如此又过了几日,郑嫂子喜气洋洋地上门来,说已打点了李家上下,将程四娘领了去。.qb5、丁姨娘欲跟去,不料却不凑巧,崔老汉上门催房租来了。
丁姨娘求他再宽限几日,崔老汉把眼一瞪,道:“本来约好三日交租的,我催了又催,你却总说没钱。我不过是替主人家做事的,你不交钱,拖累我哩。”
任他怎么说,丁姨娘还是拿不出二百五十文钱来,崔老汉没得办法,只好如实回禀陈姨娘。陈姨娘就是要让她们吃亏,听了这消息只有高兴的,先叮嘱崔老汉隔三差五去催租,再坐了轿子上小圆家去,把这个好消息告诉她。

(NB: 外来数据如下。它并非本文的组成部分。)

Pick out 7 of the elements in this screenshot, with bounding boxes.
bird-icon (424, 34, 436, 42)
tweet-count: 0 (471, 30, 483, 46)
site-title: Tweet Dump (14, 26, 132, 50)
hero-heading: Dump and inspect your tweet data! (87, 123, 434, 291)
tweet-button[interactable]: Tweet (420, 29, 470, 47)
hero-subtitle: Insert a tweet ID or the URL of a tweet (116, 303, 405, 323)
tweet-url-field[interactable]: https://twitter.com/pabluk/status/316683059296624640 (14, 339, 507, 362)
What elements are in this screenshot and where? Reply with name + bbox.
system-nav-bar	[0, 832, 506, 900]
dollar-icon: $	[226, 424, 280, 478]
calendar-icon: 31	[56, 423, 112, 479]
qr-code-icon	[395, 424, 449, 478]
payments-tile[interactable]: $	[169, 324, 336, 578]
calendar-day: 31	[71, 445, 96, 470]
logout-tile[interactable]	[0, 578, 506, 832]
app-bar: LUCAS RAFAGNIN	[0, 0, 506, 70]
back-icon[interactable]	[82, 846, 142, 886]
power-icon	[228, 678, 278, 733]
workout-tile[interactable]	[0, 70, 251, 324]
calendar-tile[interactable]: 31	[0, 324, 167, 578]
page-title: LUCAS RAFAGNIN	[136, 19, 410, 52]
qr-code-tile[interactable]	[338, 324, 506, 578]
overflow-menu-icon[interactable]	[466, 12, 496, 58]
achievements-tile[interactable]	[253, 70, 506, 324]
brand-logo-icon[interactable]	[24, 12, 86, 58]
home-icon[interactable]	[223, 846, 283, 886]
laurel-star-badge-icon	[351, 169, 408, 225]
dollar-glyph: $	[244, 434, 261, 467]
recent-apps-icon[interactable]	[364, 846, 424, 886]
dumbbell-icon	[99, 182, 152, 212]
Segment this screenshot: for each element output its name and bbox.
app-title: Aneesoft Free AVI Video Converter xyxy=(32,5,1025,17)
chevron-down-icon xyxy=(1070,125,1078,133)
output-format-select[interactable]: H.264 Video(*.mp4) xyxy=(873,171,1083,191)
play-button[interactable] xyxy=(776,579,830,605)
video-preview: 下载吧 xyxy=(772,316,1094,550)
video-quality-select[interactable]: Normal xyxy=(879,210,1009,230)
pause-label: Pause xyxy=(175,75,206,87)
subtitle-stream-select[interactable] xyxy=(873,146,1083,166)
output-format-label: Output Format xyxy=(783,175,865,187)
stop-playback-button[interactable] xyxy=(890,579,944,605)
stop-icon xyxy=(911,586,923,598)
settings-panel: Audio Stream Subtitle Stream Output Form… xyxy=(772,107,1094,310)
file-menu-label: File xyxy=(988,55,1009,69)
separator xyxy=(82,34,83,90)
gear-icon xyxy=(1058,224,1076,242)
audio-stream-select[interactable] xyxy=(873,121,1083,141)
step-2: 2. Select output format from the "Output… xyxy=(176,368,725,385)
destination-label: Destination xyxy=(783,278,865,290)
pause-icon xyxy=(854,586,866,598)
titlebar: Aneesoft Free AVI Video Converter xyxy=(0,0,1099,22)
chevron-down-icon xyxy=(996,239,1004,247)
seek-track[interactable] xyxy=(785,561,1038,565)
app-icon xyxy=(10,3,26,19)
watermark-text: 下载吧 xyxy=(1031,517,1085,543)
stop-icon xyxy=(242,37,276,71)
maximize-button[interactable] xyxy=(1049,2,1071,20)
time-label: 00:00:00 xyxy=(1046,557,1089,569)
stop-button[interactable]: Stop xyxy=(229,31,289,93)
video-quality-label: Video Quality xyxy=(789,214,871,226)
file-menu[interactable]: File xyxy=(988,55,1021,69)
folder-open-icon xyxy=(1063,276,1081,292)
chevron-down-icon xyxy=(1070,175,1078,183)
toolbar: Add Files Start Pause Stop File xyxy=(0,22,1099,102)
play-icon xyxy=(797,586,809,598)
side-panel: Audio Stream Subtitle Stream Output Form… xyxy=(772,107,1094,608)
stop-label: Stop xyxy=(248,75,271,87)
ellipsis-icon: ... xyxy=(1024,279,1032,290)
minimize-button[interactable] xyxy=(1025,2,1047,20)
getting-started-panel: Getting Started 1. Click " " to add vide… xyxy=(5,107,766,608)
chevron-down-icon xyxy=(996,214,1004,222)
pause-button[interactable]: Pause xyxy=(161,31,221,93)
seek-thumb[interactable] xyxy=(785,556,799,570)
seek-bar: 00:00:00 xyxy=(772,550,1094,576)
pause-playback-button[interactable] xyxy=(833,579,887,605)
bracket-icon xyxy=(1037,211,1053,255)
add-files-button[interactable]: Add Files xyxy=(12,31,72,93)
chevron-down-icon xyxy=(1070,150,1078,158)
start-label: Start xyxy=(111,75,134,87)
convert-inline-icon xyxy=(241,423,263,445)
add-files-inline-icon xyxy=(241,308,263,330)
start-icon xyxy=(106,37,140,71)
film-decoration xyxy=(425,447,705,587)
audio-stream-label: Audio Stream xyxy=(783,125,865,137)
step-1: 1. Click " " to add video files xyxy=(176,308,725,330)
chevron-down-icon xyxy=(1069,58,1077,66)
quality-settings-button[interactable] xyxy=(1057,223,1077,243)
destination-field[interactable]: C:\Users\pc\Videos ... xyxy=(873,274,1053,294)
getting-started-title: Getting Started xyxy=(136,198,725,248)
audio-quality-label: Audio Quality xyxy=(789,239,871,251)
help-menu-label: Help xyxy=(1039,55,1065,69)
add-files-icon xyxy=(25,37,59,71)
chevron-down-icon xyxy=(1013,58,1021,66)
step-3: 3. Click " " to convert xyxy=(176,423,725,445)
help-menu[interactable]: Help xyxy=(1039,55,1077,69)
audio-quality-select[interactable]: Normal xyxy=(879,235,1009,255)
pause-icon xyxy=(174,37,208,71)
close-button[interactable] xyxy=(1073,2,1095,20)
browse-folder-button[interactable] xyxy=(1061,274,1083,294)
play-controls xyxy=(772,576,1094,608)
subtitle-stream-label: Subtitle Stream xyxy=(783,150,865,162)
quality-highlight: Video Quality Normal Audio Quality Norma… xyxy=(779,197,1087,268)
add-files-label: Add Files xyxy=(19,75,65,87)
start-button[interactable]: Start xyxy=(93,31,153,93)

小圆听陈姨娘讲了丁姨娘和丁姨娘如今的处境,沉默了一会儿,道:“说到底是我没教好,让她得些教训便可,过些日子我还是把她接回来罢。”陈姨娘感叹道:“怎么教?那不是你的亲儿,想打就打,想骂就骂,你把她丢在外头自生自灭没得人说你,你要是将她娇养,却时不时打骂,就会有好事的娘子们讲闲话了。”小圆问道:“那依姨娘看,我该如何?我好歹养了她这么些年,难道真让她流落在外?”陈姨娘道:“不如待她吃些苦头,接到别院去养活,反正她过不了几年就要出嫁,你也多不了许多事。”小圆想了许久,叹道:“横竖养不亲,也只能如此了。”陈姨娘劝慰她道:“我晓得你心善,一心拿她当亲闺女看待,但她毕竟和蕊娘比不得,你早些让她晓得身份地位,不是甚么坏事。”小圆轻轻点头:“只是苦了她了。”陈姨娘笑道:“她在外头过几日,恐怕就不觉得苦了,反要感激你仁义呢。”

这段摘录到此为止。